We can eliminate this in the encounter as we’re sitting in the exam room with that patient, providing actionable, beneficial, and valuable data to the patient and their doctor before that prescription is sent out. That is the most efficient method for addressing these problems.

What impact will the CVS – Aetna merger have?

It’s not going to be of any benefit to the patient. I think it’s going to reduce options and locations in which patients will be able to get their prescriptions filled.

Number two, I believe that they will try to herd patients into CVS to create pull-through revenue. Pharmacies don’t make their money in the pharmacy in the back of the store. Their profits are generated through products sold in the front of the store.

This is a mechanism in which that they may incentivize patients to go to CVS rather than going to Walmart or their local independent or grocery chain to get their prescriptions filled, to be able to pull patients out of other chains and herd them directly into theirs.

I think it’s going to eliminate options for patients. It may in turn increase cost for patients, because they’ll have fewer choices. Ultimately it will probably be a very profitable opportunity and enterprise for CVS and Aetna.

Do you have any final thoughts?

With our software and our technology today, we are addressing price transparency as well as price and drug affordability, which will benefit the patient, the payers, and somewhat the doctors. We will be introducing in the coming weeks a new product, which is a e-prescribe solution that was specifically developed and designed to address affordability for the doctors themselves, to help them save money and have positive and financial impact on them.

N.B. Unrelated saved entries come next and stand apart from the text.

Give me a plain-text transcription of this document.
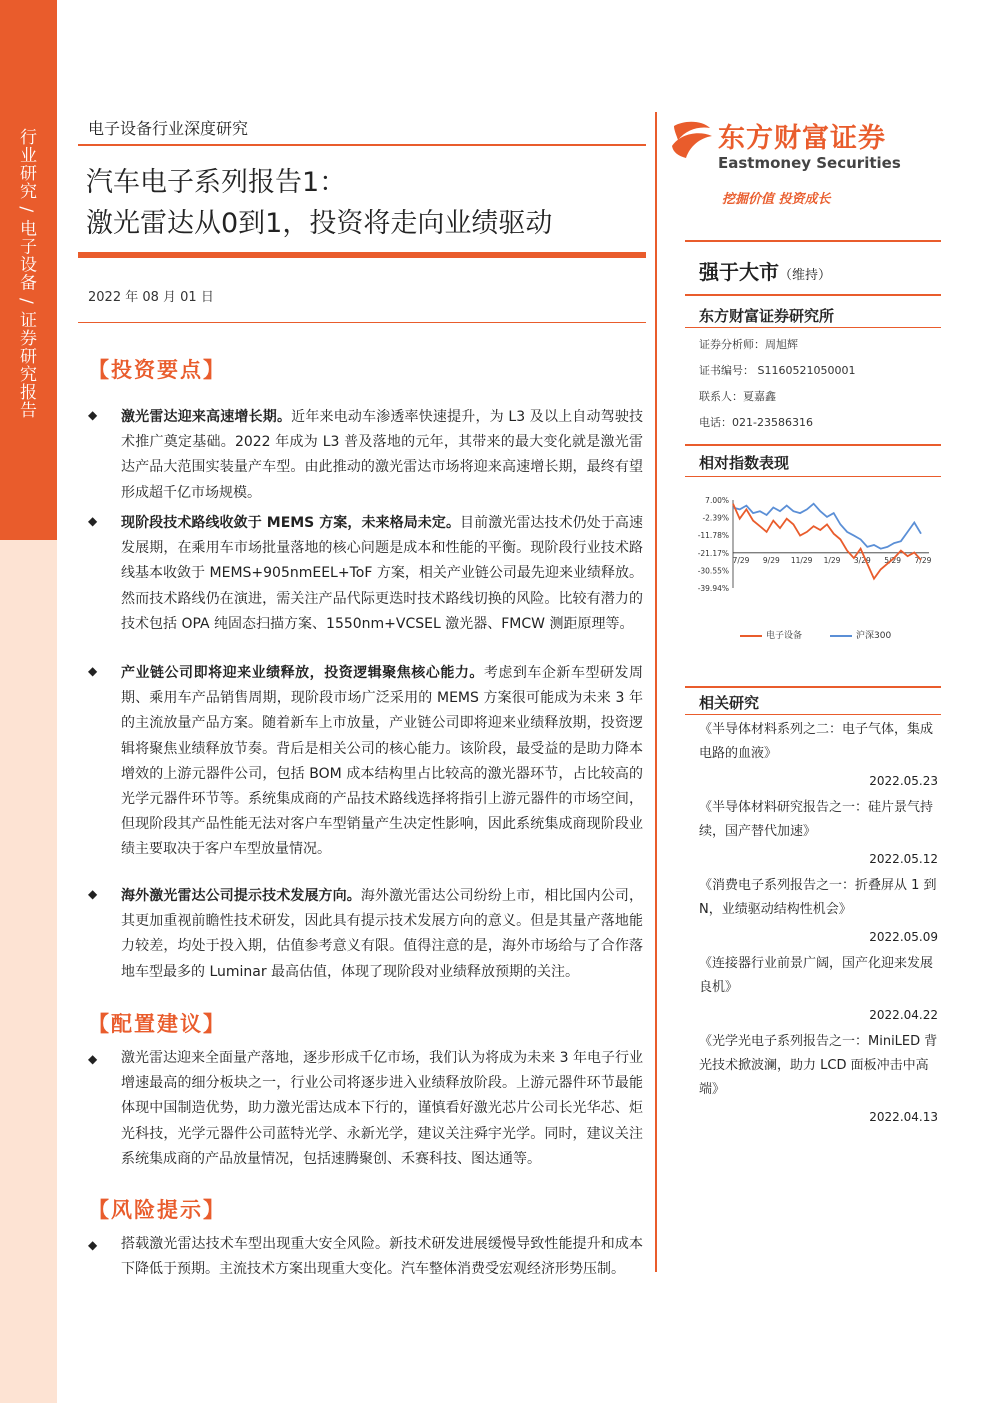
行业研究 / 电子设备 / 证券研究报告	电子设备行业深度研究
汽车电子系列报告1：
激光雷达从0到1，投资将走向业绩驱动
2022 年 08 月 01 日
【投资要点】
◆ 激光雷达迎来高速增长期。近年来电动车渗透率快速提升，为 L3 及以上自动驾驶技术推广奠定基础。2022 年成为 L3 普及落地的元年，其带来的最大变化就是激光雷达产品大范围实装量产车型。由此推动的激光雷达市场将迎来高速增长期，最终有望形成超千亿市场规模。
◆ 现阶段技术路线收敛于 MEMS 方案，未来格局未定。目前激光雷达技术仍处于高速发展期，在乘用车市场批量落地的核心问题是成本和性能的平衡。现阶段行业技术路线基本收敛于 MEMS+905nmEEL+ToF 方案，相关产业链公司最先迎来业绩释放。然而技术路线仍在演进，需关注产品代际更迭时技术路线切换的风险。比较有潜力的技术包括 OPA 纯固态扫描方案、1550nm+VCSEL 激光器、FMCW 测距原理等。
◆ 产业链公司即将迎来业绩释放，投资逻辑聚焦核心能力。考虑到车企新车型研发周期、乘用车产品销售周期，现阶段市场广泛采用的 MEMS 方案很可能成为未来 3 年的主流放量产品方案。随着新车上市放量，产业链公司即将迎来业绩释放期，投资逻辑将聚焦业绩释放节奏。背后是相关公司的核心能力。该阶段，最受益的是助力降本增效的上游元器件公司，包括 BOM 成本结构里占比较高的激光器环节，占比较高的光学元器件环节等。系统集成商的产品技术路线选择将指引上游元器件的市场空间，但现阶段其产品性能无法对客户车型销量产生决定性影响，因此系统集成商现阶段业绩主要取决于客户车型放量情况。
◆ 海外激光雷达公司提示技术发展方向。海外激光雷达公司纷纷上市，相比国内公司，其更加重视前瞻性技术研发，因此具有提示技术发展方向的意义。但是其量产落地能力较差，均处于投入期，估值参考意义有限。值得注意的是，海外市场给与了合作落地车型最多的 Luminar 最高估值，体现了现阶段对业绩释放预期的关注。
【配置建议】
◆ 激光雷达迎来全面量产落地，逐步形成千亿市场，我们认为将成为未来 3 年电子行业增速最高的细分板块之一，行业公司将逐步进入业绩释放阶段。上游元器件环节最能体现中国制造优势，助力激光雷达成本下行的，谨慎看好激光芯片公司长光华芯、炬光科技，光学元器件公司蓝特光学、永新光学，建议关注舜宇光学。同时，建议关注系统集成商的产品放量情况，包括速腾聚创、禾赛科技、图达通等。
【风险提示】
◆ 搭载激光雷达技术车型出现重大安全风险。新技术研发进展缓慢导致性能提升和成本下降低于预期。主流技术方案出现重大变化。汽车整体消费受宏观经济形势压制。
东方财富证券
Eastmoney Securities
挖掘价值 投资成长
强于大市（维持）
东方财富证券研究所
证券分析师：周旭辉
证书编号： S1160521050001
联系人：夏嘉鑫
电话：021-23586316
相对指数表现
7.00%
-2.39%
-11.78%
-21.17%
-30.55%
-39.94%
7/29 9/29 11/29 1/29 3/29 5/29 7/29
电子设备	沪深300
相关研究
《半导体材料系列之二：电子气体，集成电路的血液》
2022.05.23
《半导体材料研究报告之一：硅片景气持续，国产替代加速》
2022.05.12
《消费电子系列报告之一：折叠屏从 1 到 N，业绩驱动结构性机会》
2022.05.09
《连接器行业前景广阔，国产化迎来发展良机》
2022.04.22
《光学光电子系列报告之一：MiniLED 背光技术掀波澜，助力 LCD 面板冲击中高端》
2022.04.13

What’s so unusual about this solution is that there are over 400 EHR systems in the country that use third-party e-prescribing tools. Those doctors are forced to have to pay anywhere from $15 to $150 a month to be able to prescribe.

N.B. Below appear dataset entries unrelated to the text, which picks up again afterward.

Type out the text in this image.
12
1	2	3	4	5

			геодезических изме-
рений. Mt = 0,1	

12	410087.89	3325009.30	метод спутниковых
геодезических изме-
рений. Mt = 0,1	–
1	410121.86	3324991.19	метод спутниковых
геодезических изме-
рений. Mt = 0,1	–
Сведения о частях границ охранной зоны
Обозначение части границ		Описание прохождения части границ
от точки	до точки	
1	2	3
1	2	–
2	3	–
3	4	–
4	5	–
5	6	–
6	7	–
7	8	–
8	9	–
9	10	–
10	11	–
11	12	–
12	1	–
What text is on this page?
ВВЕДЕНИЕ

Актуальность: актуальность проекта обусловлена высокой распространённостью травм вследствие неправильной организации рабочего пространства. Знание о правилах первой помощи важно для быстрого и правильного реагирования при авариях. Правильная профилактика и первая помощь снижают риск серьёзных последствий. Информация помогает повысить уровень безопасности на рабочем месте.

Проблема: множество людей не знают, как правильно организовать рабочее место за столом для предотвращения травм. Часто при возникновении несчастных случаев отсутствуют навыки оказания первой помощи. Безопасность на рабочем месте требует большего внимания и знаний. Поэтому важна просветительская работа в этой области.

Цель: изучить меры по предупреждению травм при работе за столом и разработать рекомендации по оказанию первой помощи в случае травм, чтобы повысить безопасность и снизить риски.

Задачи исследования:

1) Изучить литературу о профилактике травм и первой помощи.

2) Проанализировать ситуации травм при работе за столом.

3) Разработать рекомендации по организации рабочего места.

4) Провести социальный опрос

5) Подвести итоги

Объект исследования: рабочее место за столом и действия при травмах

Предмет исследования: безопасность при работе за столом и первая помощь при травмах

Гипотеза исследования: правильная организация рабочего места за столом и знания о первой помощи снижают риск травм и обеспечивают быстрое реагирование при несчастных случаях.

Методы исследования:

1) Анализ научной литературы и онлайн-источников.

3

Our product will be 100 percent free to every doctor who uses it and every EHR system that integrates it. It will also create an alternative revenue center for the EHR company. We hope those profits will turn into savings and reduction on the rest of the subscription fees that these doctors have to pay to have access to an EHR system.

Our objective is to lower cost and bring benefit and value to the entire healthcare value chain across the board. That’s the focus of InteliSys Health.